- Theatrical release poster
- Directed by: Jean-Luc Godard
- Written by: Jean-Luc Godard
- Produced by: Alain Sarde
- Starring: Gérard Depardieu
- Cinematography: Caroline Champetier
- Edited by: Jean-Luc Godard
- Distributed by: Pan-Européenne Distribution
- Release date: 8 September 1993;
- Running time: 84 minutes
- Countries: France Switzerland
- Language: French

= Hélas pour moi =

Hélas pour moi (English: Alas for Me or Oh Woe Is Me) is a 1993 French-Swiss experimental film directed by Jean-Luc Godard and starring Gérard Depardieu. The film is loosely inspired by the legend of Alcmene and Amphitryon and depicts a god attempting to experience the truth of human desire, suffering and pleasure.

==Plot==
A man named Abraham Klimt arrives in a small Swiss village to investigate an incident that occurred on July 23, 1989 involving Rachel and Simon Donnadieu, a local couple. He interviews several of the townsfolk and enlists the aid of a poet, Aude Amiel. The story of Rachel and Simon unfolds in a series of flashbacks. Per the Greek myth on which the film is based, God—or a god—comes to earth with his assistant, Max Mercury. He decides he wants to possess Rachel Donnadieu, so he takes the form of Simon Donnadieu when the latter leaves home on a business trip. God-as-Simon returns to Rachel while Simon is away, and the two have an encounter.
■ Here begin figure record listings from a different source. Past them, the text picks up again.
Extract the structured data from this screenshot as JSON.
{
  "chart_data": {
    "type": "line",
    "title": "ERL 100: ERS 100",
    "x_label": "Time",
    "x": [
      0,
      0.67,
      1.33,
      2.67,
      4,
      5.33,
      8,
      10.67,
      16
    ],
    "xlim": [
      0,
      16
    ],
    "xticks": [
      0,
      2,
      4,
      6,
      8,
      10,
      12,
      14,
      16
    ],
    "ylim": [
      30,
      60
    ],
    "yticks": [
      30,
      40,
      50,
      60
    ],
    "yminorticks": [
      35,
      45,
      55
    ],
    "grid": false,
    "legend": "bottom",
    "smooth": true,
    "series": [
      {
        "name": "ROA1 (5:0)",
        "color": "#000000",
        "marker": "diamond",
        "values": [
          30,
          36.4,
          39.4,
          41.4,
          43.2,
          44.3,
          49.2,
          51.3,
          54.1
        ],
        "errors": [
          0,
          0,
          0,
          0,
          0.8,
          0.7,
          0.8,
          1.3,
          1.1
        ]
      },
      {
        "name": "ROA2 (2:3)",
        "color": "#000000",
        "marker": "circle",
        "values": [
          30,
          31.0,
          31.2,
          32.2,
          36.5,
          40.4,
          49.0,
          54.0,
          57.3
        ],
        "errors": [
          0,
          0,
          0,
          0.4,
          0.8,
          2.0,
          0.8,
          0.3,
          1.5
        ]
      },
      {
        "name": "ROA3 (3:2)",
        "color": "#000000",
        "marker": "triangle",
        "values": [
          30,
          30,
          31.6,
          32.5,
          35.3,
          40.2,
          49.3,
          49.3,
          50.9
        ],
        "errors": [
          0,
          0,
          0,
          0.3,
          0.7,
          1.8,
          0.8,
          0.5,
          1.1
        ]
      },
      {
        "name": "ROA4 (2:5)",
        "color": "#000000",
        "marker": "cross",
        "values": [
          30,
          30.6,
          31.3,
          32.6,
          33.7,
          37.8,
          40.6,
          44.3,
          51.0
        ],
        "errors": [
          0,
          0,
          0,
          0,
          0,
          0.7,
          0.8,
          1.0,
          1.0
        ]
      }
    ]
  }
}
Or not. Rachel is not talking about the incident, and Simon, in a brief encounter with Klimt at the end of the film, denies that it happened. The evidence provided by the flashbacks is contradictory. Ultimately, Klimt concludes, "There is nothing left to say concerning Simon and Rachel. The rest occurs beyond images and beyond stories."

==Cast==
- Gérard Depardieu as Simon Donnadieu
- Laurence Masliah as Rachel Donnadieu
- Bernard Verley as Abraham Klimt
- Aude Amiot as Aude Amiel
- Roland Blanche as The art teacher
- Jean-Louis Loca as Max Mercury
- Louis-Do de Lencquesaing as Ludovic
- Fabienne Chaudat

==Production==
Cinematographer Caroline Champetier said that the original script began with God riding a train through France and Switzerland, observing all the battles of humanity through the window. This sequence would have required expensive special effects; Godard visited a company that demonstrated for him the effects they had achieved for Jean-Pierre Jeunet's Delicatessen, but ultimately gave up on the idea.

Principal photography took place in Switzerland, with Radio Télévision Suisse providing part of the financing. The collaboration between Godard and Depardieu, who had never worked together, was heavily promoted in the French media. However, the pair's working relationship was poor. Godard found Depardieu unfocused and uninvolved with the film; he was equally dissatisfied with his crew and some of the other cast members. Actor Roland Blanche later said that Godard had lashed out at him during filming, saying: "You are so bad that I can't even call you by your name, I'll say 'it'. When I say 'it', you'll know that it's you." According to Blanche's account, this episode led an outraged Depardieu to threaten Godard with physical violence.

According to Godard, Depardieu left halfway through the planned six-week shoot, without completing his scenes. This left Godard with just enough material for a one-hour film. In order to complete the picture, Godard conceived additional scenes featuring investigator Abraham Klimt, that functioned as a framing story.

== Reception ==

Hélas pour moi premiered at the 50th Venice International Film Festival. It performed poorly at the French box office, selling 80,128 admissions. Depardieu refused to promote the film and mentioned it publicly only once, when he joked about making two "commercials", one for Barilla's pasta, the other being Godard's film.

==Home video==
Hélas pour moi was published in 2005 by Cahiers du Cinéma, as part of a double DVD that also included Godard's First Name: Carmen. It was also released on streaming on Amazon Prime.